The professor stared at Atticus through his dark black tinted glasses. You could never see the professor’s glare, but you could always feel it. It was like he had heat vision, but it couldn’t melt steel, just warm you up to uncomfortable levels.

“Do you mean this as some kind of joke, Mr. Whaelord? This kind of disruption won’t be taken lightly.”

“I-I’m not joking sir. I’m actually done.” Atticus set the exam down on the professor’s desk. “It really wasn’t that hard of a test to begin with.”

“Do you honestly expect me to believe that you could complete this entire exam in less than ten minutes? While I have half a mind to send you to Principal Shepard’s office this instant.”

Atticus was never good with confrontation. He wasn’t the bravest student at the school, that was for sure. All sorts of little things scared him: spiders, big dogs, the dark, and getting yelled at by old history professors were some of his biggest phobias. Luckily enough for Atticus, Brock wasn’t afraid of such things.

From his seat, Brock shushed him. “Professor Varnum, you need to keep your voice down. There’s an exam going on.”

The professor’s face beamed a bright red.
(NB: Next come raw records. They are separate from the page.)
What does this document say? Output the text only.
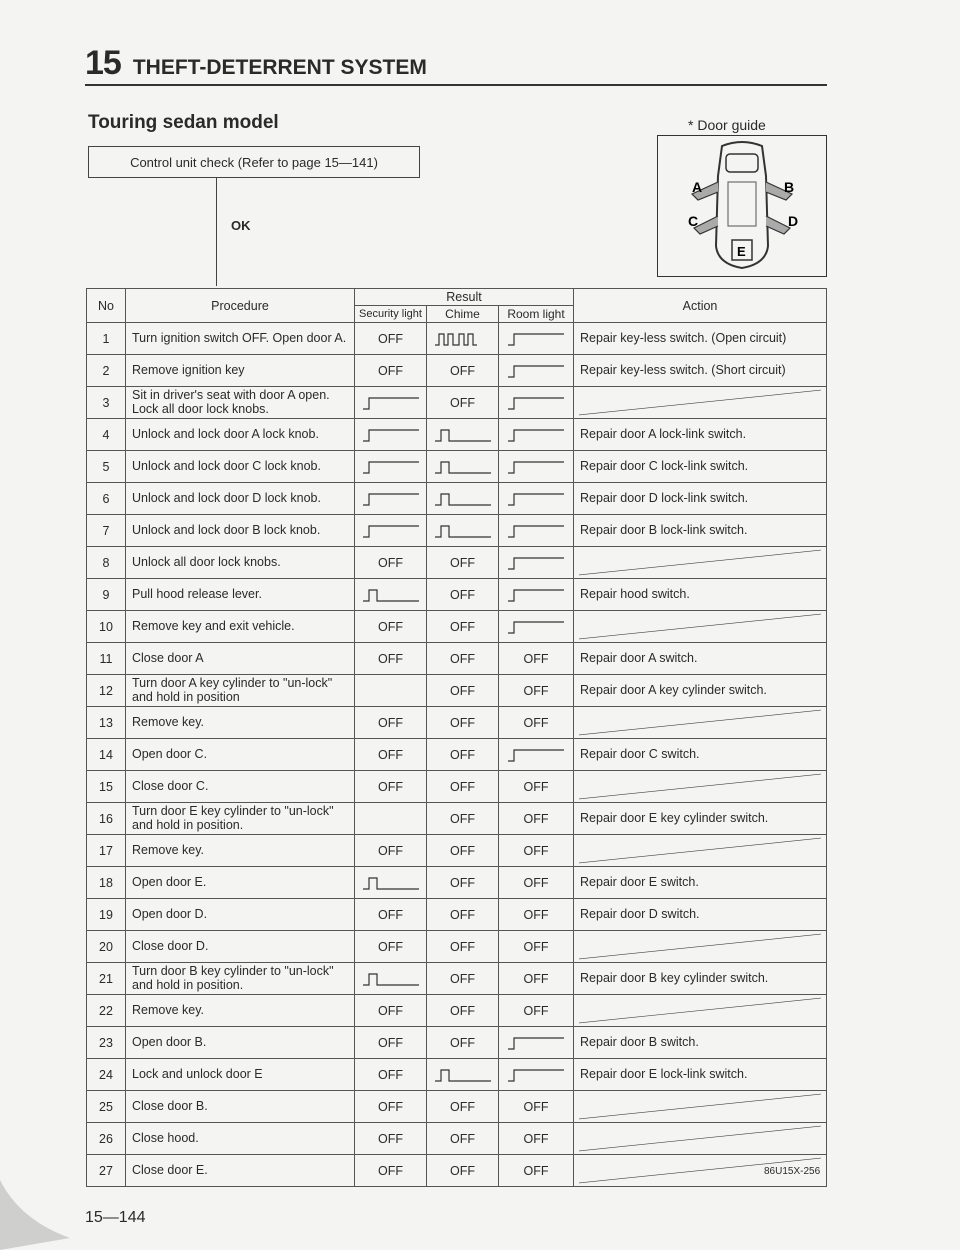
15 THEFT-DETERRENT SYSTEM
Touring sedan model
Control unit check (Refer to page 15—141)
OK
* Door guide
A	B
C	D
E
No	Procedure	Result			Action
		Security light	Chime	Room light	
1	Turn ignition switch OFF. Open door A.	OFF			Repair key-less switch. (Open circuit)
2	Remove ignition key	OFF	OFF		Repair key-less switch. (Short circuit)
3	Sit in driver's seat with door A open. Lock all door lock knobs.		OFF	

4	Unlock and lock door A lock knob.				Repair door A lock-link switch.
5	Unlock and lock door C lock knob.				Repair door C lock-link switch.
6	Unlock and lock door D lock knob.				Repair door D lock-link switch.
7	Unlock and lock door B lock knob.				Repair door B lock-link switch.
8	Unlock all door lock knobs.	OFF	OFF	

9	Pull hood release lever.		OFF		Repair hood switch.
10	Remove key and exit vehicle.	OFF	OFF	

11	Close door A	OFF	OFF	OFF	Repair door A switch.
12	Turn door A key cylinder to "un-lock" and hold in position		OFF	OFF	Repair door A key cylinder switch.
13	Remove key.	OFF	OFF	OFF	

14	Open door C.	OFF	OFF		Repair door C switch.
15	Close door C.	OFF	OFF	OFF	

16	Turn door E key cylinder to "un-lock" and hold in position.		OFF	OFF	Repair door E key cylinder switch.
17	Remove key.	OFF	OFF	OFF	

18	Open door E.		OFF	OFF	Repair door E switch.
19	Open door D.	OFF	OFF	OFF	Repair door D switch.
20	Close door D.	OFF	OFF	OFF	

21	Turn door B key cylinder to "un-lock" and hold in position.		OFF	OFF	Repair door B key cylinder switch.
22	Remove key.	OFF	OFF	OFF	

23	Open door B.	OFF	OFF		Repair door B switch.
24	Lock and unlock door E	OFF			Repair door E lock-link switch.
25	Close door B.	OFF	OFF	OFF	

26	Close hood.	OFF	OFF	OFF	

27	Close door E.	OFF	OFF	OFF		86U15X-256
15—144
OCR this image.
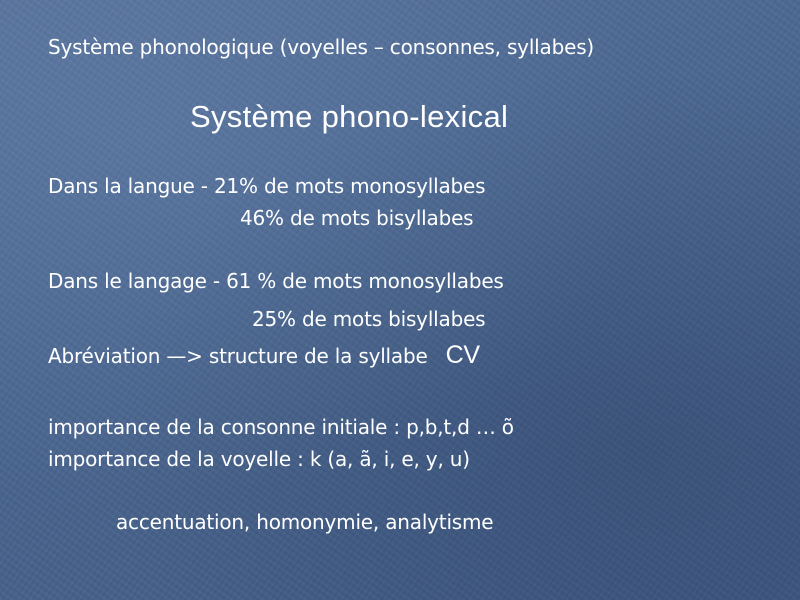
Système phonologique (voyelles – consonnes, syllabes)
Système phono-lexical
Dans la langue - 21% de mots monosyllabes
46% de mots bisyllabes
Dans le langage - 61 % de mots monosyllabes
25% de mots bisyllabes
Abréviation —> structure de la syllabe CV
importance de la consonne initiale : p,b,t,d … õ
importance de la voyelle : k (a, ã, i, e, y, u)
accentuation, homonymie, analytisme
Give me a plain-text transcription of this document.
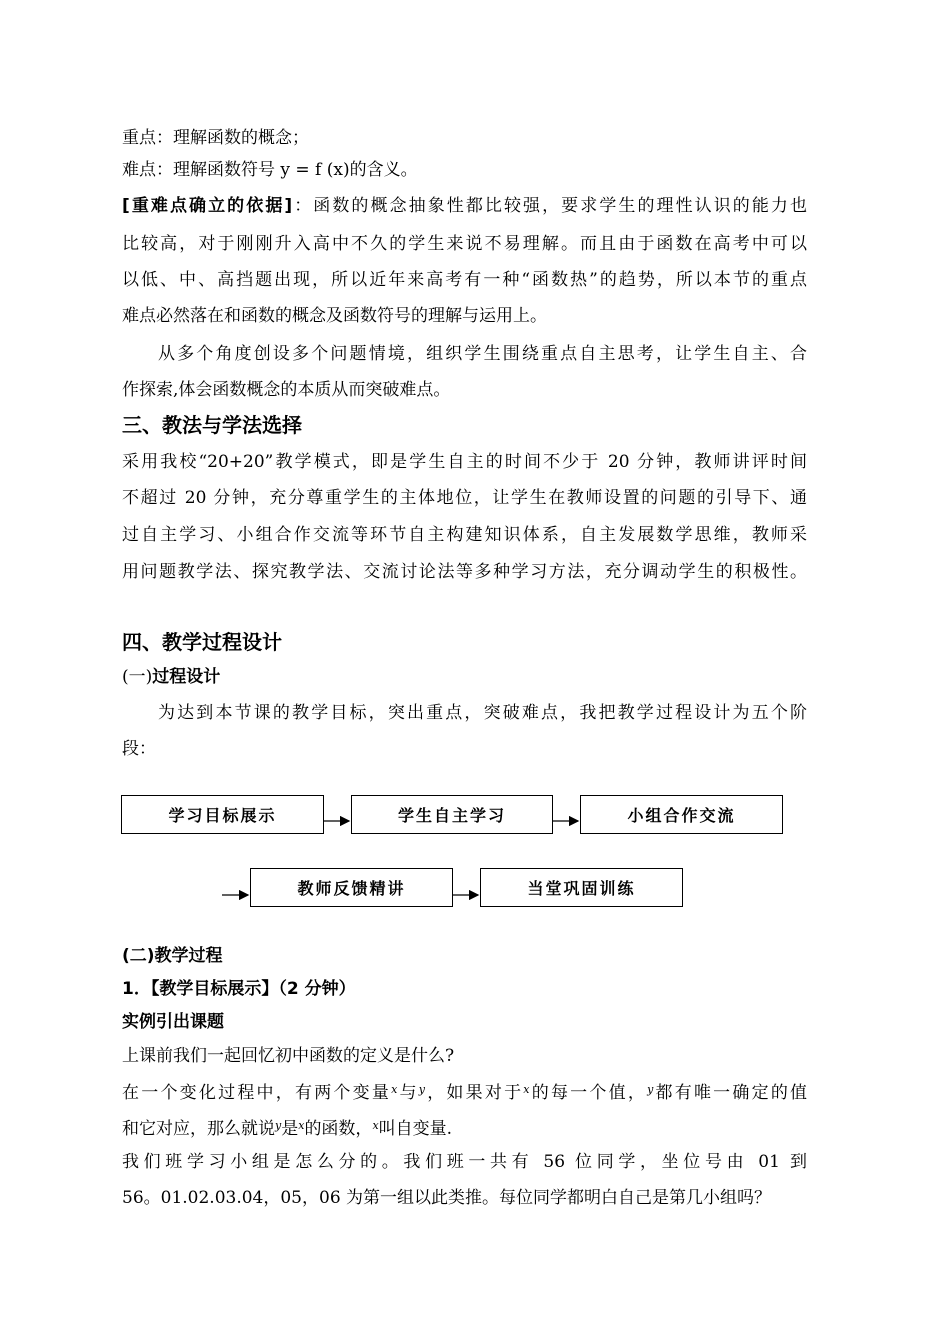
重点：理解函数的概念；
难点：理解函数符号 y = f (x)的含义。
[重难点确立的依据]：函数的概念抽象性都比较强，要求学生的理性认识的能力也
比较高，对于刚刚升入高中不久的学生来说不易理解。而且由于函数在高考中可以
以低、中、高挡题出现，所以近年来高考有一种“函数热”的趋势，所以本节的重点
难点必然落在和函数的概念及函数符号的理解与运用上。
从多个角度创设多个问题情境，组织学生围绕重点自主思考，让学生自主、合
作探索,体会函数概念的本质从而突破难点。
三、教法与学法选择
采用我校“20+20”教学模式，即是学生自主的时间不少于 20 分钟，教师讲评时间
不超过 20 分钟，充分尊重学生的主体地位，让学生在教师设置的问题的引导下、通
过自主学习、小组合作交流等环节自主构建知识体系，自主发展数学思维，教师采
用问题教学法、探究教学法、交流讨论法等多种学习方法，充分调动学生的积极性。
四、教学过程设计
(一)过程设计
为达到本节课的教学目标，突出重点，突破难点，我把教学过程设计为五个阶
段：
学习目标展示	学生自主学习	小组合作交流
教师反馈精讲	当堂巩固训练
(二)教学过程
1．【教学目标展示】（2 分钟）
实例引出课题
上课前我们一起回忆初中函数的定义是什么?
在一个变化过程中，有两个变量$^x$与$^y$，如果对于$^x$的每一个值，$^y$都有唯一确定的值
和它对应，那么就说$^y$是$^x$的函数，$^x$叫自变量.
我们班学习小组是怎么分的。我们班一共有 56 位同学，坐位号由 01 到
56。01.02.03.04，05，06 为第一组以此类推。每位同学都明白自己是第几小组吗？
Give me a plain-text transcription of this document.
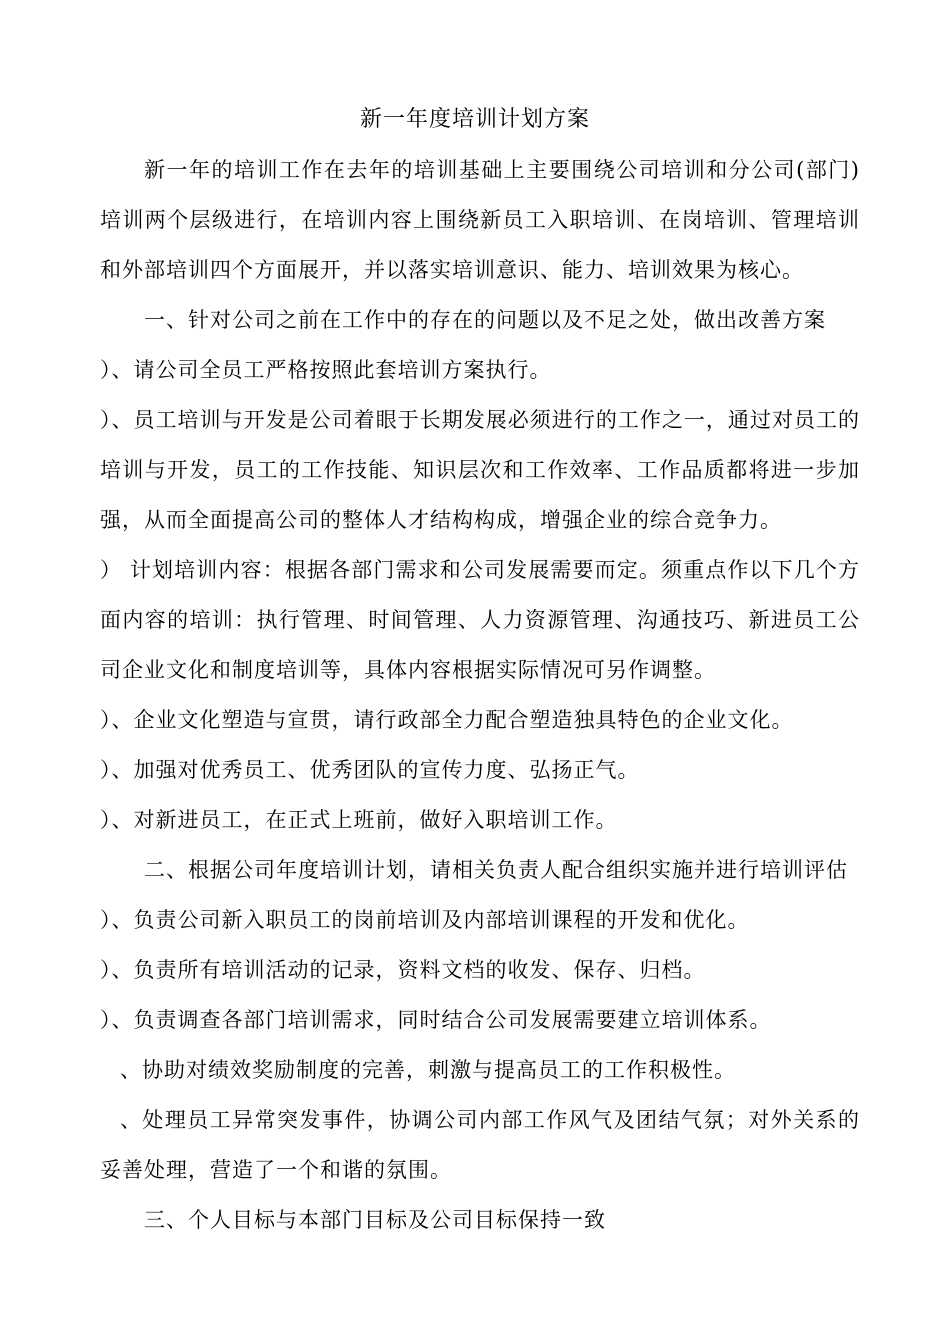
新一年度培训计划方案

新一年的培训工作在去年的培训基础上主要围绕公司培训和分公司(部门)培训两个层级进行，在培训内容上围绕新员工入职培训、在岗培训、管理培训和外部培训四个方面展开，并以落实培训意识、能力、培训效果为核心。

一、针对公司之前在工作中的存在的问题以及不足之处，做出改善方案

）、请公司全员工严格按照此套培训方案执行。

）、员工培训与开发是公司着眼于长期发展必须进行的工作之一，通过对员工的培训与开发，员工的工作技能、知识层次和工作效率、工作品质都将进一步加强，从而全面提高公司的整体人才结构构成，增强企业的综合竞争力。

） 计划培训内容：根据各部门需求和公司发展需要而定。须重点作以下几个方面内容的培训：执行管理、时间管理、人力资源管理、沟通技巧、新进员工公司企业文化和制度培训等，具体内容根据实际情况可另作调整。

）、企业文化塑造与宣贯，请行政部全力配合塑造独具特色的企业文化。

）、加强对优秀员工、优秀团队的宣传力度、弘扬正气。

）、对新进员工，在正式上班前，做好入职培训工作。

二、根据公司年度培训计划，请相关负责人配合组织实施并进行培训评估

）、负责公司新入职员工的岗前培训及内部培训课程的开发和优化。

）、负责所有培训活动的记录，资料文档的收发、保存、归档。

）、负责调查各部门培训需求，同时结合公司发展需要建立培训体系。

、协助对绩效奖励制度的完善，刺激与提高员工的工作积极性。

、处理员工异常突发事件，协调公司内部工作风气及团结气氛；对外关系的妥善处理，营造了一个和谐的氛围。

三、个人目标与本部门目标及公司目标保持一致
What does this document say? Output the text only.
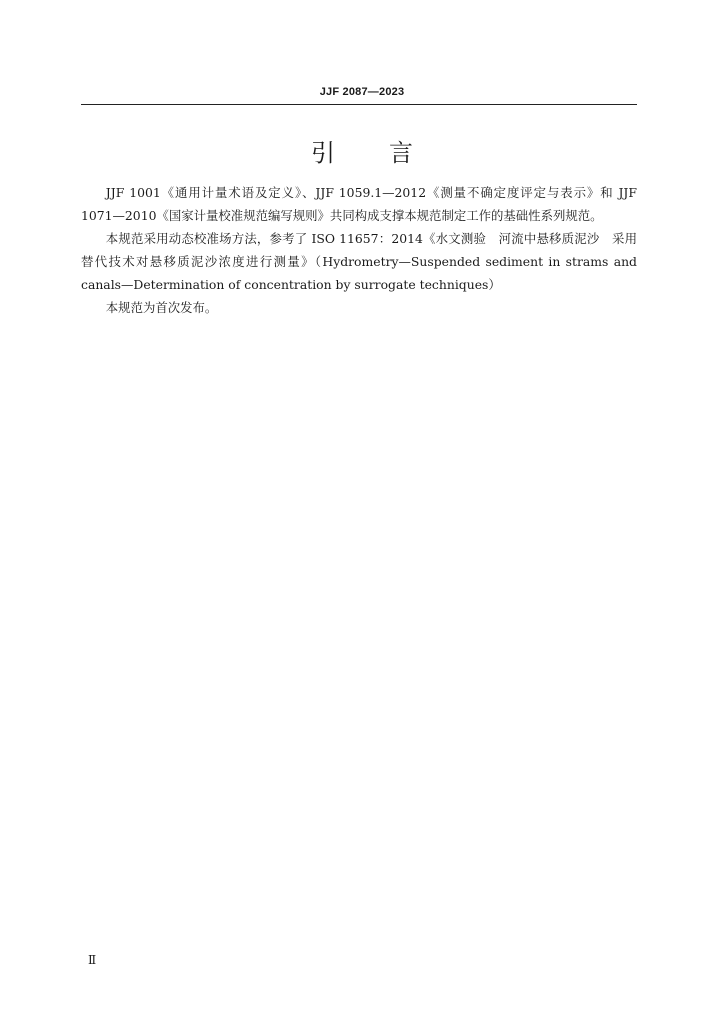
JJF 2087—2023
引 言

JJF 1001《通用计量术语及定义》、JJF 1059.1—2012《测量不确定度评定与表示》和 JJF 1071—2010《国家计量校准规范编写规则》共同构成支撑本规范制定工作的基础性系列规范。

本规范采用动态校准场方法，参考了 ISO 11657：2014《水文测验　河流中悬移质泥沙　采用替代技术对悬移质泥沙浓度进行测量》（Hydrometry—Suspended sediment in strams and canals—Determination of concentration by surrogate techniques）

本规范为首次发布。

Ⅱ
“Mr. Mackenzie, that is not funny!”

“Sir,” Atticus chimed in, “why don’t you grade it right now. I promise it’s all done.”

Again from his seat, Brock said, “And I bet it’s perfect!”

“Another outburst from you, Mr. Mackenzie, and I’ll send both of you to the principal’s!”

Varnum glared back at Atticus and down to the exam. He sat down with a hard plop, picked up the test as well as his favorite red pen used to point out errors, and went straight to grading Atticus’ paper.

Atticus watched as the Professor’s eyes darted across the page, his pen always at the ready, but whenever he wanted to mark something wrong, he couldn’t. Varnum couldn’t bring himself to believe it, but Brock was right: Atticus’ test was perfect. He wanted to mark something wrong for whatever reason he could, but he knew as a teacher he couldn’t do such a thing.

It only took the professor a minute to examine each answer, and since every answer was correct it required even less time. He placed the exam down on the table, his hands twitching with frustration.

“Mr. Whaelord, you are excused,” he mumbled.

And with that, Atticus thanked his and bolted out of the classroom.